The debate split along two main lines: council members and staff who favored more frequent full‑council discussions so all seven members hear the same briefing at the same time, and members who defended smaller, informal committee meetings as a place for staff to get early, candid feedback before issues reach the full council. Supporters of the committee-of-the-whole model argued it would reduce the perception that a subset of councilmembers had an information advantage; supporters of the smaller-committee model said those committees let directors test ideas and let councilmembers develop subject-matter familiarity.
On technical and procedural items, staff and council discussed several specific changes staff were asked to draft for council review: defining who chairs a meeting when the mayor and mayor pro tem are absent (one suggested tie‑breaker was the councilmember with the longest tenure); setting an upper limit on virtual attendance (several councilmembers proposed roughly 12 remotely attended meetings annually as a starting point); clarifying whether cameras must remain on for remote participation; formally adopting Robert’s Rules of Order and providing training; tightening the statement of when ordinances require two readings; and standardizing agenda memo contents so staff submissions are consistent and searchable.

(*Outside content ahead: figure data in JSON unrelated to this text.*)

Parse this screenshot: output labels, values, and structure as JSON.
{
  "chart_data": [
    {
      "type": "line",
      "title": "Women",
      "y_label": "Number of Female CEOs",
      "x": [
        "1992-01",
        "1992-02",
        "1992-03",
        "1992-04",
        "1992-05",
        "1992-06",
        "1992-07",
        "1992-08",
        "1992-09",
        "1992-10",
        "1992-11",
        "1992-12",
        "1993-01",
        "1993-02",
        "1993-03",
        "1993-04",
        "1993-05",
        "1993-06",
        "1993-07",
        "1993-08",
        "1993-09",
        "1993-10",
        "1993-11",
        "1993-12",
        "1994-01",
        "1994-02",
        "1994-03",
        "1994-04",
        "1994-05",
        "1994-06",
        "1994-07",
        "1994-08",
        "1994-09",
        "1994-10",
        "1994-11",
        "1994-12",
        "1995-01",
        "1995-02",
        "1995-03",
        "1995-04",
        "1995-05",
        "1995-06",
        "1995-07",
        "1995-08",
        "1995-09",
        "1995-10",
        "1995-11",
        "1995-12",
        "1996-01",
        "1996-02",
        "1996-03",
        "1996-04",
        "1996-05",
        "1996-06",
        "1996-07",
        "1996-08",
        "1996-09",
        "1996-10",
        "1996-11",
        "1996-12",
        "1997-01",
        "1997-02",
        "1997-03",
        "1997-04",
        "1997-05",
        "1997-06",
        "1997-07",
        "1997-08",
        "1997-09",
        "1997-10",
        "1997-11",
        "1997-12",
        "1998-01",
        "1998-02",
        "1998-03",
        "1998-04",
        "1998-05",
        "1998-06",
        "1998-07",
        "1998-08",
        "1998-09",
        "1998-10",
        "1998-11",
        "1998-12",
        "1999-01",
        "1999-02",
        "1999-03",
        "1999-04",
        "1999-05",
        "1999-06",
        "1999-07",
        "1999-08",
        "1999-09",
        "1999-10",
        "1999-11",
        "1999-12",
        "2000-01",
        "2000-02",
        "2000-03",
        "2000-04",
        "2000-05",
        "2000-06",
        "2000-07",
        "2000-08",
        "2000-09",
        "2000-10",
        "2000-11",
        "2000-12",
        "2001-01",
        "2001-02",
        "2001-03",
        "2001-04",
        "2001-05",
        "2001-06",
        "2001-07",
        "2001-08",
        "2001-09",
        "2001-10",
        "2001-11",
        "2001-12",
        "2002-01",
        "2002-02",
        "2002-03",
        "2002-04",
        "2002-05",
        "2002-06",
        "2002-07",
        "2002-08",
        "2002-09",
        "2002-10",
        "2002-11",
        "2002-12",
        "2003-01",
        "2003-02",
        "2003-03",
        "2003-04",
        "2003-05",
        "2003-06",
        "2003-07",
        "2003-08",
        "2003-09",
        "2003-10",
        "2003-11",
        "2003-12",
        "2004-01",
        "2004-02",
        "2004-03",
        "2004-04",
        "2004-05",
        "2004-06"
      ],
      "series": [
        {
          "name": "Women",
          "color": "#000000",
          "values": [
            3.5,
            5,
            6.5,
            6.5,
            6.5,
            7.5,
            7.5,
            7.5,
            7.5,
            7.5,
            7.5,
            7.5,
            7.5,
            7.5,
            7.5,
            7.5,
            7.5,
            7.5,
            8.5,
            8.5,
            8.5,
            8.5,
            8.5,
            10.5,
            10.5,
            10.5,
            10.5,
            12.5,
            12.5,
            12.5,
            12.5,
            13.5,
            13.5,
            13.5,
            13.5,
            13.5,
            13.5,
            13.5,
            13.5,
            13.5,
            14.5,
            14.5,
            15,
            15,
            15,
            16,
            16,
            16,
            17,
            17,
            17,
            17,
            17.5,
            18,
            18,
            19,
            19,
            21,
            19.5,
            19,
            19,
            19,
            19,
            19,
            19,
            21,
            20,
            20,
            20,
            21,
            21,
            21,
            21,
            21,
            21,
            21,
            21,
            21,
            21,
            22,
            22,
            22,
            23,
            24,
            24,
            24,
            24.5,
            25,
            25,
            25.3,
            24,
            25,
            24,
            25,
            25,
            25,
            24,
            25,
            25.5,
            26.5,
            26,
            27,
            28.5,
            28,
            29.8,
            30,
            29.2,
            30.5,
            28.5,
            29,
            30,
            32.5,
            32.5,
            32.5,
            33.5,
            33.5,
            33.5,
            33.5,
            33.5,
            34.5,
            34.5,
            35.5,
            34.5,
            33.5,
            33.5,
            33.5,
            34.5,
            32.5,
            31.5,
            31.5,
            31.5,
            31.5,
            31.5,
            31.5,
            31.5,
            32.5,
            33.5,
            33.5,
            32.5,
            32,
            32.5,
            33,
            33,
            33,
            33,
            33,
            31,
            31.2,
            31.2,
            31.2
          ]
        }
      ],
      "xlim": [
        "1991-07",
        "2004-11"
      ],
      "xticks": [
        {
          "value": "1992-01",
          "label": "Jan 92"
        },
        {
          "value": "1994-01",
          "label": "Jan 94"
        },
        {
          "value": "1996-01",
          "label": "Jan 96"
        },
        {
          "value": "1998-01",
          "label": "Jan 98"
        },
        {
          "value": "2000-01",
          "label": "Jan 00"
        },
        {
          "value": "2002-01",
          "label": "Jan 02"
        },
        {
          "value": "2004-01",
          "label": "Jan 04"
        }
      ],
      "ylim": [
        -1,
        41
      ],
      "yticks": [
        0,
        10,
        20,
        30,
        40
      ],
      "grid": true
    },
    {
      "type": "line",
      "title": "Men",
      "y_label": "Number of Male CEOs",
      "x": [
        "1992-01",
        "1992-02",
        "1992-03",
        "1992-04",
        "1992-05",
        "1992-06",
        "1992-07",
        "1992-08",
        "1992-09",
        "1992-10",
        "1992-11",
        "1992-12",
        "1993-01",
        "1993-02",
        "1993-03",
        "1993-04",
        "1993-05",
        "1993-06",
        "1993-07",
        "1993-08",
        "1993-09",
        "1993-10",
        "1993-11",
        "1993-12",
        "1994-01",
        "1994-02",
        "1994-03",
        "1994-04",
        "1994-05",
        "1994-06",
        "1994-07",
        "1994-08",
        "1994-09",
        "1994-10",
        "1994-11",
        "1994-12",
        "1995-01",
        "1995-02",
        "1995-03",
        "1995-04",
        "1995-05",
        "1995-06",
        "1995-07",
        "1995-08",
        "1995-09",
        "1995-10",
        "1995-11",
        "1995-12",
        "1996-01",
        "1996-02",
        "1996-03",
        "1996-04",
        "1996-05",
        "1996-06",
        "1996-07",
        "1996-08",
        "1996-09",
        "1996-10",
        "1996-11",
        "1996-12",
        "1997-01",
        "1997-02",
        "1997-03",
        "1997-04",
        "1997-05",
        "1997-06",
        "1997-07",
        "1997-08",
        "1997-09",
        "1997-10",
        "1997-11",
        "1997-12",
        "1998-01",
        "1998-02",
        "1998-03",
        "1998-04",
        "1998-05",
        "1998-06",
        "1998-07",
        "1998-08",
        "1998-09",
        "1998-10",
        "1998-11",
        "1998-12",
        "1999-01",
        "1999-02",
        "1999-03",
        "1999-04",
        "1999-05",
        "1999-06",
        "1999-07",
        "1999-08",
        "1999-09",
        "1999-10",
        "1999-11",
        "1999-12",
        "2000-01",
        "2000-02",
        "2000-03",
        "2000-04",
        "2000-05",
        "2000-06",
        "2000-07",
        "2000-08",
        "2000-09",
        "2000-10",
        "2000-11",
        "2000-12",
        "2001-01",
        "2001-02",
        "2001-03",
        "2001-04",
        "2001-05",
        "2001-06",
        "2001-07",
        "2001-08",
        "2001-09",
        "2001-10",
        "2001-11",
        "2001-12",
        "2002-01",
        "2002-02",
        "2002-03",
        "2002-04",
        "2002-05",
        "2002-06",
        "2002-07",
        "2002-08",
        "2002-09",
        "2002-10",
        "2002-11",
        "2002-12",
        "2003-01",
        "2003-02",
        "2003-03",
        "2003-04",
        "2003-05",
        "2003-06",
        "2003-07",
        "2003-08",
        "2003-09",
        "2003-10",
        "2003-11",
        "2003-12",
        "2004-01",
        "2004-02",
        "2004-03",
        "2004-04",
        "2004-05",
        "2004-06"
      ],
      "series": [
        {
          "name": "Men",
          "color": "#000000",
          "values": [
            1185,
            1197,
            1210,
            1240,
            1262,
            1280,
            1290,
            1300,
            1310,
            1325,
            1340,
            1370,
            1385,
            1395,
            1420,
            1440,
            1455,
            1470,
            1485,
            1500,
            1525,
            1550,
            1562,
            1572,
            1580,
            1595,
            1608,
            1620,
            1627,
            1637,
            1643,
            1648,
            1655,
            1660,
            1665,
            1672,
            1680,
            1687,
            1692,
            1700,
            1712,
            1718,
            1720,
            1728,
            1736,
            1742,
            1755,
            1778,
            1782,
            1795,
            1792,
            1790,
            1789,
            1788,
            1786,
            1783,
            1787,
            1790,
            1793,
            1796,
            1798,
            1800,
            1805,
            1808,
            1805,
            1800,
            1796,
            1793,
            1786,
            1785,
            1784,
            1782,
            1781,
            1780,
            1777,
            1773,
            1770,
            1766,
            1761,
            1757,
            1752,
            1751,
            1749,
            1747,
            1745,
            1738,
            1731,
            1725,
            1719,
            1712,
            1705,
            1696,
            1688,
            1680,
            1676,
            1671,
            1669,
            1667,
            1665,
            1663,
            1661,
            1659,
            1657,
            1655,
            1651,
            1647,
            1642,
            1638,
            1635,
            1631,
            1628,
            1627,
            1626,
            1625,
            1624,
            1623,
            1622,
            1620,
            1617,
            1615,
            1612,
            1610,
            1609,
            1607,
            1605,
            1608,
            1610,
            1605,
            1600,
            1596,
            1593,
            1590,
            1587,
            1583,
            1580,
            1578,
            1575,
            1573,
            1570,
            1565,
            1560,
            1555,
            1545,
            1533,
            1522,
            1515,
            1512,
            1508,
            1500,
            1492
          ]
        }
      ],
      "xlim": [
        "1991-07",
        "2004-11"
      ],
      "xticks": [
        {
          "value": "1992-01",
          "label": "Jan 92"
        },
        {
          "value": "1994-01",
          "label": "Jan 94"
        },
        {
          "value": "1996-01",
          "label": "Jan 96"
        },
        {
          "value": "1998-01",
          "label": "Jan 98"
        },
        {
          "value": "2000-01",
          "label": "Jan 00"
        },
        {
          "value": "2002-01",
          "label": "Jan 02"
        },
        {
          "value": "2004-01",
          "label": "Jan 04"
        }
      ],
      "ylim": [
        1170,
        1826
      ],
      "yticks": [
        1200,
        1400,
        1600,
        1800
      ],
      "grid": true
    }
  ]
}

Staff also asked council for guidance on expanding items eligible for the consent agenda, proposing additions such as routine public‑works contracts below a dollar threshold, non‑substantive contract time extensions, and low‑dollar interlocal agreements or amendments that do not change scope. The city attorney and contract specialist recommended clearer thresholds and asked council whether it was comfortable delegating routine contract placement to staff when items meet defined criteria.
Public comment procedures were another extended discussion topic. Council reviewed possible changes including: requiring commenters who participate remotely to keep cameras on; offering clearer online instructions and registration tools for remote testimony; limiting visual presentations during public comment while allowing handouts; and adopting a short, posted checklist of public‑comment rules (for example, address the council rather than the audience). Several members favored maintaining the existing in‑person accessibility and warned against creating barriers that would deter residents from speaking. Staff said the city should post clearer online guidance and consider matching rules across advisory boards and commissions.
No formal policy votes were taken at the workshop. Staff and the city clerk were directed to draft proposed amendments reflecting the range of options discussed, including: (1) a hybrid model that preserves some small committees but schedules periodic full‑council work sessions; (2) draft language on remote attendance caps and camera guidance; (3) sample consent‑agenda thresholds and agenda‑memo templates; and (4) updated public‑comment language consistent with MRSC guidance and the Open Public Meetings Act. Mayor Miller said staff would compile the written proposals and return a draft procedures ordinance or policy for formal consideration and adoption at a later meeting.
Councilmembers and staff agreed the topic merited further, structured work rather than a single vote tonight. The workshop format — chairs around a table with directors present — will be used again while staff prepares concrete language and threshold suggestions for council review.